Yani onca tartışmanın özeti, “ABD Türkiye’ye gerektiği gibi yardım etmiyor. Etse bu işi bitiririz!” üstünde odaklanıyor.
Daha geniş bir açıdan bakıldığında da ABD Büyükelçisinin konuşmasının tarihi yeni, belki söylediği “Bin Ladin yöntemi” yanı da yeni olabilir ama bundan kalkılarak yapılan tartışmalar ise son 25-30 yıldır “Kandil’e bayrağı dikelim bu iş bitsin!”, “PKK liderliğine nokta operasyonları düzenleyelim de PKK dağılsın!”, ... çizgisi aşılmış değil. Tersine ABD ile de yakınlaşma ilerledikçe bu “Kürt sorununu ezerek çözme” yanlıları daha yüksek sesle konuşmaya başladı.
Tartışmaların temposu, kalktığı konular değişiyor gibi görünse de sorunun “barışçı, Kürt halkının taleplerini dikkate alan çözüm” dışında çözüm arayanlar için tartışma dönüp dolaşıp “ABD bize yardım etsin biz de Kürtlere boyun eğdirelim.

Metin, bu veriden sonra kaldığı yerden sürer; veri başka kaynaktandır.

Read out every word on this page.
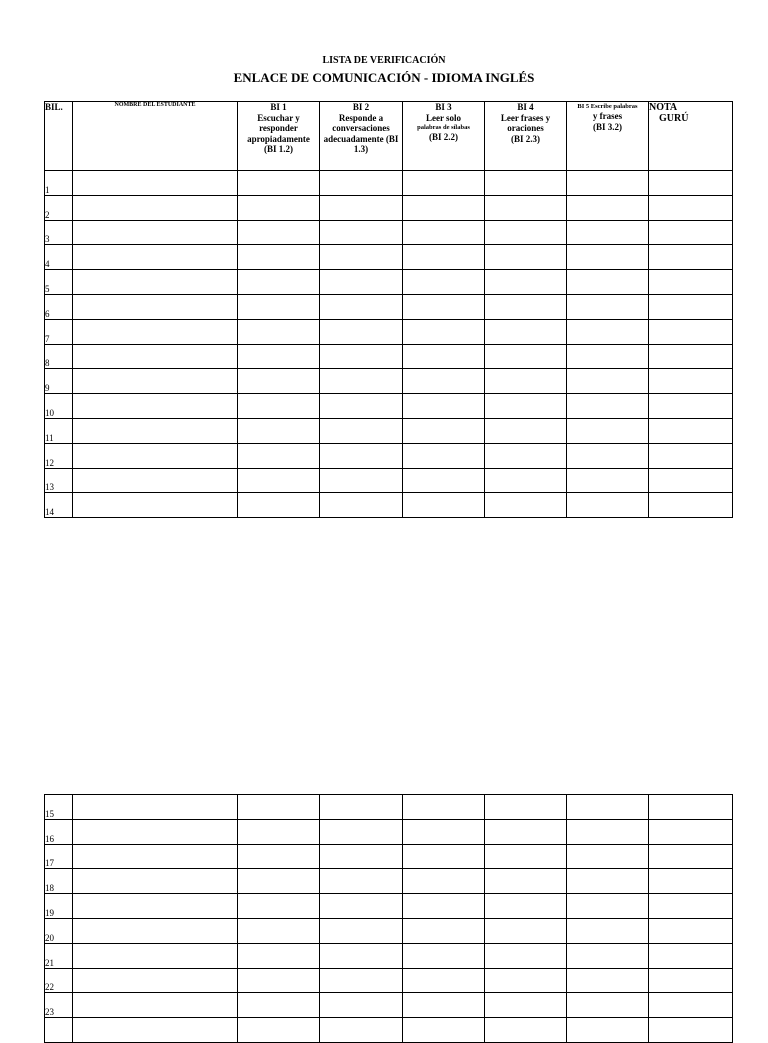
LISTA DE VERIFICACIÓN
ENLACE DE COMUNICACIÓN - IDIOMA INGLÉS
BIL.	NOMBRE DEL ESTUDIANTE	BI 1
Escuchar y
responder
apropiadamente
(BI 1.2)	BI 2
Responde a
conversaciones
adecuadamente (BI
1.3)	BI 3
Leer solo
palabras de sílabas
(BI 2.2)	BI 4
Leer frases y
oraciones
(BI 2.3)	BI 5 Escribe palabras
y frases
(BI 3.2)	NOTA
GURÚ

1							
2							
3							
4							
5							
6							
7							
8							
9							
10							
11							
12							
13							
14							
15							
16							
17							
18							
19							
20							
21							
22							
23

PKK’yi halledelim!”e gelmektedir.
Onun için de bir gün şu ABD yetkilisinin açıklaması, öbür gün bir başka ABD yetkilisinin Türkiye’ye gelmesi bu çevrelerde “ABD’den yeni bir destek ve Kürt sorununu çözme” konusunda heyecana yol açmaktadır. İşte bugün de Ricciardone’nin açıklamaları böyle kamuoyunu ”ABD’nin desteğini artıracağı ve sorunun çözüleceği” konusunda yeni bir tartışma vesilesi olarak değerlendirilmektedir.
Ve ne yazık ki, dağlarda ve hatta Hakkari, Şırnak gibi illerin kent merkezlerinde çatışmalar sürmekte, asker ve gerilla cenazeleri gelmeye devam etmektedir.
Ve ne yazık ki, AKP Hükümeti ve arkasındaki sivil ve askeri güçler, umudunu ABD yardımı ve askeri güçle, hak talebinde bulunan Kürtlere boyun eğdirmeye bağlamışlardır. Ne istediğini bilen bir halk olmuş Kürtleri yeniden “kul” düzeyine itmeyi esas alan bu yaklaşıma devam edildikçe de bu çözümsüzlük daha büyük acılara yol açmaya devam edecek görünmektedir.
Bir açıklama üstünde açılan tartışmaya bakınca, “Kürt sorunu nerede, çözümü nerede, bunlar nerede dans ediyor?” diye sormadan edemiyor insan.